Hanno il tempo e le risorse  per sapere qual è la posta in gioco, se lo desiderano. Nessuno può  essere obbligato a interessarsi di politica, ma questo vale tanto per  gli adulti quanto per i bambini. La differenza è che i bambini a  scuola sono in una posizione migliore per colmare le lacune nelle loro  conoscenze.”

Chissà se la proposta pubblicata su The Guardian verrà mai considerata  in Italia?

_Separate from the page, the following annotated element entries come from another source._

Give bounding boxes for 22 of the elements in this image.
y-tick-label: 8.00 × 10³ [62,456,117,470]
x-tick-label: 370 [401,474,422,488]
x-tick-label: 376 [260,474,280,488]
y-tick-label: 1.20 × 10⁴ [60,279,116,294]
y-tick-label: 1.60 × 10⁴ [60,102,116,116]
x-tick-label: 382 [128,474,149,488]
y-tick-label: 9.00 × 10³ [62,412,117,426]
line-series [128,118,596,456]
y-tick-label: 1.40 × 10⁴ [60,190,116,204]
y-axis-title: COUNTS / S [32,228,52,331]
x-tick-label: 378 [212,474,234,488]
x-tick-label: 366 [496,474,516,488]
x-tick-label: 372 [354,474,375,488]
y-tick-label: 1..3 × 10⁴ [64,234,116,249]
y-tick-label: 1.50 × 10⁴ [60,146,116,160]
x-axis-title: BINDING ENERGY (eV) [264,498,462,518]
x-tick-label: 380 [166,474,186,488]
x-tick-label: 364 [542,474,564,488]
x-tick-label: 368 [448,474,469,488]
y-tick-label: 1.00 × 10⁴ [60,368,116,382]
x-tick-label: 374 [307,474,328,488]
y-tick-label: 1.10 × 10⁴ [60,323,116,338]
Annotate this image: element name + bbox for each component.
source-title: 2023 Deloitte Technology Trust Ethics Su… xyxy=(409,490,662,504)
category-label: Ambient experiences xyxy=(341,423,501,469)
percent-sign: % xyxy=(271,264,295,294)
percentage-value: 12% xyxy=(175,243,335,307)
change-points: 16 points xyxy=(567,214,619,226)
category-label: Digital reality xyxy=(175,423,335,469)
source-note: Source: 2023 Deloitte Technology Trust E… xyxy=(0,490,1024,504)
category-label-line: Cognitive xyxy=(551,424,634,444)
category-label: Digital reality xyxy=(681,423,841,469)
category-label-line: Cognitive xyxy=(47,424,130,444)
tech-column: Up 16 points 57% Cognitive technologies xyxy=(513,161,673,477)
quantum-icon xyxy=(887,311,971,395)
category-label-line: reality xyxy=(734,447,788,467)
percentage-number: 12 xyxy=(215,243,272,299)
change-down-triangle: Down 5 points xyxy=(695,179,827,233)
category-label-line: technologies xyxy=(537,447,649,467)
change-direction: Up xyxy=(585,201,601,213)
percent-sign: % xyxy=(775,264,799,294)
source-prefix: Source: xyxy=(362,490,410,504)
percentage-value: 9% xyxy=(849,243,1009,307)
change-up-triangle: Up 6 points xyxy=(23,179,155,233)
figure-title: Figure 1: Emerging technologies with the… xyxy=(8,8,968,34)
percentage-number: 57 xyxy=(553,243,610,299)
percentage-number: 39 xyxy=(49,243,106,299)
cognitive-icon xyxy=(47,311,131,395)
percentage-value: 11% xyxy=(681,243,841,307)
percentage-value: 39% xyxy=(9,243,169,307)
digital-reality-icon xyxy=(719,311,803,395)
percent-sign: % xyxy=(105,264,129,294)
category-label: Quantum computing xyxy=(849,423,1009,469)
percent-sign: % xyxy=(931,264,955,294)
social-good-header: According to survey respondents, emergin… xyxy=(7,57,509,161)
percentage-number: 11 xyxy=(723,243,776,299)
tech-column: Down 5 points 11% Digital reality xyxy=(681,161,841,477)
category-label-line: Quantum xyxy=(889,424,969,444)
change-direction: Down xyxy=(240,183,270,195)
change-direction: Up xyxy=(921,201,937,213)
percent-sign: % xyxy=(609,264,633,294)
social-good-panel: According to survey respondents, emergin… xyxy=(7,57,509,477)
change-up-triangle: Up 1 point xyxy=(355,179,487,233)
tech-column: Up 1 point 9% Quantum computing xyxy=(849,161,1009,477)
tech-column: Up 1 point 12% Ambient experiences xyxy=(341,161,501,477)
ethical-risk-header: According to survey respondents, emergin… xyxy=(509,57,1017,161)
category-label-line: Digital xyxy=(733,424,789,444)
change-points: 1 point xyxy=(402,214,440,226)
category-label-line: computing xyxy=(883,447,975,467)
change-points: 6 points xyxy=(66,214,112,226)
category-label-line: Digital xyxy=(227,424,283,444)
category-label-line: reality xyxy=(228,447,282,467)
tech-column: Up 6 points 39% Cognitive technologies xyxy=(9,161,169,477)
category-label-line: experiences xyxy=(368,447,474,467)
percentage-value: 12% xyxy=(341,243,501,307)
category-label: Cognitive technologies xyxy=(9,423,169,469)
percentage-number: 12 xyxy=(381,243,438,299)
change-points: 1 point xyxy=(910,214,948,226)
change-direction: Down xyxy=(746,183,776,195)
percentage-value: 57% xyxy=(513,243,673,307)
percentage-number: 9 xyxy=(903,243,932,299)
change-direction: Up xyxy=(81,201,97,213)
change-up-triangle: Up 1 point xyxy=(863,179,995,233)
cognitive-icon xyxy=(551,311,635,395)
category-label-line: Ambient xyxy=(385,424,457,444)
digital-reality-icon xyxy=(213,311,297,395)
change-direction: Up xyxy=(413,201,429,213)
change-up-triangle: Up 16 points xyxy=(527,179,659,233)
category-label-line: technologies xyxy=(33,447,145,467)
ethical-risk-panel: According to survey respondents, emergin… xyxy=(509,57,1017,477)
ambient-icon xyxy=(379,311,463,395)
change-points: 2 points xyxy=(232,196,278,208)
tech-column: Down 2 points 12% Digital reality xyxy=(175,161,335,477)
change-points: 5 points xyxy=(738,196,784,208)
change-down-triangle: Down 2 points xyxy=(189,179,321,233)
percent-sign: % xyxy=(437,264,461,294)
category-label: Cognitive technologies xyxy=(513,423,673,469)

di Fulvio Oscar Benussi, socio Aidr

NOTE

1)la paternità della constatazione che “il futuro non è più quello di  una volta” spetta al poeta e filosofo francese Paul Valéry, e risale  ad un saggio del 1937, intitolato Notre destin et les lettres (Il  nostro destino e le lettere), pubblicato nella raccolta Regards sur le  monde actuel et autres essais.
2) https://thefutureorganization.com/evolution-employee/
3) Un possibile esempio di attività didattica che contempli l’uso a  scuola di “tecnologie di collaborazione” è presente nell’articolo:  “Competenze utili per il lavoro: imparare il multitasking”, vedere:
http://www.forumpa.it/scuola-istruzione-e-ricerca/competenze-utili-per-il-lavoro-imparare-il-multitasking
4) Con l’espressione Personal branding si fa riferimento a quel  complesso di strategie messe in atto per promuovere se stessi, le  proprie competenze ed esperienze, la propria carriera alla stregua  appunto di un brand. Sfruttato in praticamente qualsiasi settore, ha  molto a che vedere con il marketing personale
5) Questi contenuti e soprattutto le modalità di utilizzo degli  strumenti digitali indicati dovrebbero essere proposti ai ragazzi nel  contesto dell’insegnamento dell’educazione civica, insegnamento  recentemente reintrodotto a scuola.
6)  https://www.theguardian.com/politics/2021/nov/16/reconstruction-after-covid-votes-for-children-age-six-david-runciman
7) Tutte le traduzioni dei brani tratti dall’articolo e qui riportati  sono state da noi effettuate. Non sono quindi in alcun modo  attribuibili a The Guardian. Per avere certezza relativamente al  contenuto del testo dell’articolo si rimanda al link citato nella nota  precedente.